Monday 3 March 2014

Now We Are 28: On Writer's Block

I'm really struggling with blogging at the moment and I have been for a while. The reason I started this "Now We Are 28" thread was as a way of getting back into writing, something I have always loved doing, but I've struggled so much more than I thought I would. I either have nothing to say or no confidence in what I'm writing which is weird considering I never bloody shut up and consider writing one of my core skills. 

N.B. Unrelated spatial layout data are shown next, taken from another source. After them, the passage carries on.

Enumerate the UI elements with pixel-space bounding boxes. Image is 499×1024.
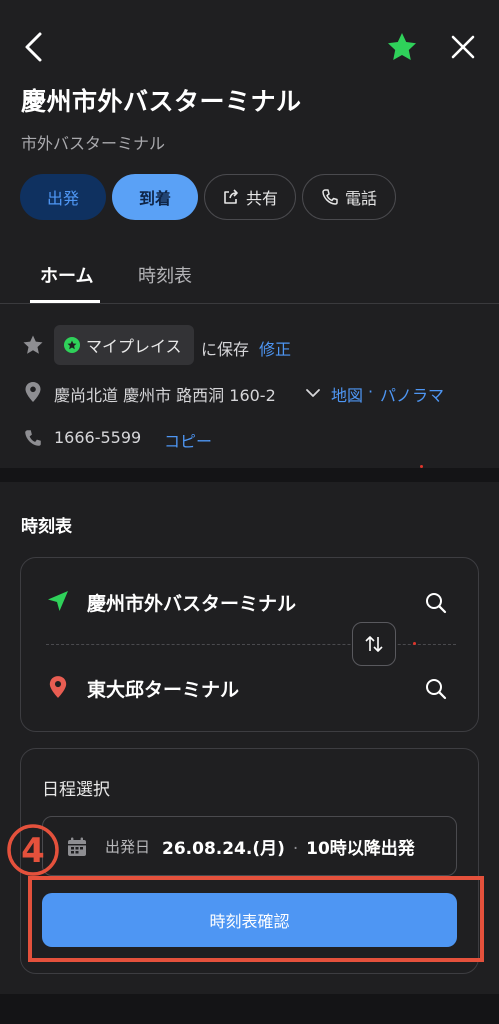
calendar-icon <box>68 837 86 856</box>
myplace-chip-label: マイプレイス <box>86 337 182 356</box>
close-icon[interactable] <box>449 33 477 61</box>
phone-number: 1666-5599 <box>54 428 142 447</box>
share-icon <box>224 189 238 204</box>
top-bar <box>0 0 499 95</box>
star-icon[interactable] <box>22 334 44 356</box>
tab-divider <box>0 303 499 304</box>
search-icon[interactable] <box>424 677 448 701</box>
share-button-label: 共有 <box>245 189 278 208</box>
back-icon[interactable] <box>20 30 48 64</box>
origin-name[interactable]: 慶州市外バスターミナル <box>87 589 296 616</box>
search-icon[interactable] <box>424 591 448 615</box>
place-category: 市外バスターミナル <box>21 134 166 153</box>
date-value[interactable]: 26.08.24.(月) · 10時以降出発 <box>162 834 415 859</box>
map-link[interactable]: 地図 <box>331 382 363 406</box>
saved-text: に保存 <box>201 340 250 359</box>
phone-icon <box>25 430 41 446</box>
location-pin-icon <box>49 676 67 698</box>
depart-button-label: 出発 <box>46 189 79 208</box>
section-divider <box>0 994 499 1024</box>
departure-date: 26.08.24.(月) <box>162 839 285 859</box>
tab-home[interactable]: ホーム <box>40 262 93 288</box>
departure-time: 10時以降出発 <box>306 839 415 859</box>
phone-icon <box>322 189 338 205</box>
step-number-badge: 4 <box>7 824 59 876</box>
link-separator: · <box>368 382 374 401</box>
page-title: 慶州市外バスターミナル <box>21 87 302 116</box>
phone-button[interactable]: 電話 <box>302 174 396 220</box>
tab-timetable[interactable]: 時刻表 <box>138 262 192 288</box>
chevron-down-icon[interactable] <box>305 388 321 398</box>
swap-button[interactable] <box>352 622 396 666</box>
red-marker-dot <box>413 642 416 645</box>
share-button[interactable]: 共有 <box>204 174 296 220</box>
date-label: 出発日 <box>105 838 151 856</box>
arrive-button-label: 到着 <box>138 189 171 208</box>
panorama-link[interactable]: パノラマ <box>380 382 444 406</box>
swap-icon <box>365 636 383 652</box>
timetable-section-title: 時刻表 <box>21 517 72 537</box>
myplace-chip[interactable]: マイプレイス <box>54 325 194 365</box>
star-icon[interactable] <box>386 31 418 63</box>
date-time-separator: · <box>292 839 299 859</box>
step-number: 4 <box>21 831 45 871</box>
timetable-confirm-button[interactable]: 時刻表確認 <box>42 893 457 947</box>
section-divider <box>0 468 499 482</box>
address-text: 慶尚北道 慶州市 路西洞 160-2 <box>54 386 276 405</box>
location-pin-icon <box>25 382 41 402</box>
phone-button-label: 電話 <box>344 189 377 208</box>
edit-link[interactable]: 修正 <box>259 336 291 360</box>
destination-name[interactable]: 東大邱ターミナル <box>87 675 239 702</box>
copy-link[interactable]: コピー <box>164 428 212 452</box>
depart-button[interactable]: 出発 <box>20 174 106 220</box>
schedule-title: 日程選択 <box>42 780 110 800</box>
favorite-star-icon <box>64 337 80 353</box>
navigation-arrow-icon <box>48 591 68 611</box>
arrive-button[interactable]: 到着 <box>112 174 198 220</box>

So why am I feeling like this? For a start I'm definitely out of the habit of writing anything. I used to spend a lot of time writing both personally and professionally - I did a history degree for goodness sake, if I wasn't reading some mouldy old tome I was writing about why I agreed or disagreed with the author of said mouldy old tome. I was also a very angsty teenager (and twenty-something) with a penchant for keeping diaries chronicling my dating disasters and emotional dilemmas. Nowadays I have a job that seldom requires me to write anything original and virtually zero emotional angst. Does that mean I have nothing to say? Well obviously not, as anyone who's ever got me drunk and asked me about politics or feminism or The Smiths or people's attitudes to cyclists (and so on) will attest. Do I write this stuff down? Not really. Why not? Um... 

Often I have my best thoughts when I'm out walking the dog or cycling to work and so when I come to try and write them down my ideas seem to vanish like smoke. I'm not writing to any purpose, I don't have any particular desire to have my blog read by thousands of people or to become a Guardian columnist. I just want to occasionally empty my head of the thoughts which buzz around in there. So why do I struggle to commit words to (virtual) paper so much? Partly I think because I'm my own worst critic - I have about ten half written posts for this blog that I've dismissed as too boring, too personal or too ranty. These days everyone writes and there's always a little voice at the back of my mind that asks "what's the point? What have you got to add?" 

I don't know the answer to that question. But maybe I don't have to add anything, maybe I can just write for my own reasons. I've never known how to silence that voice in my head that tells me I'm not good enough but maybe it's time to learn how.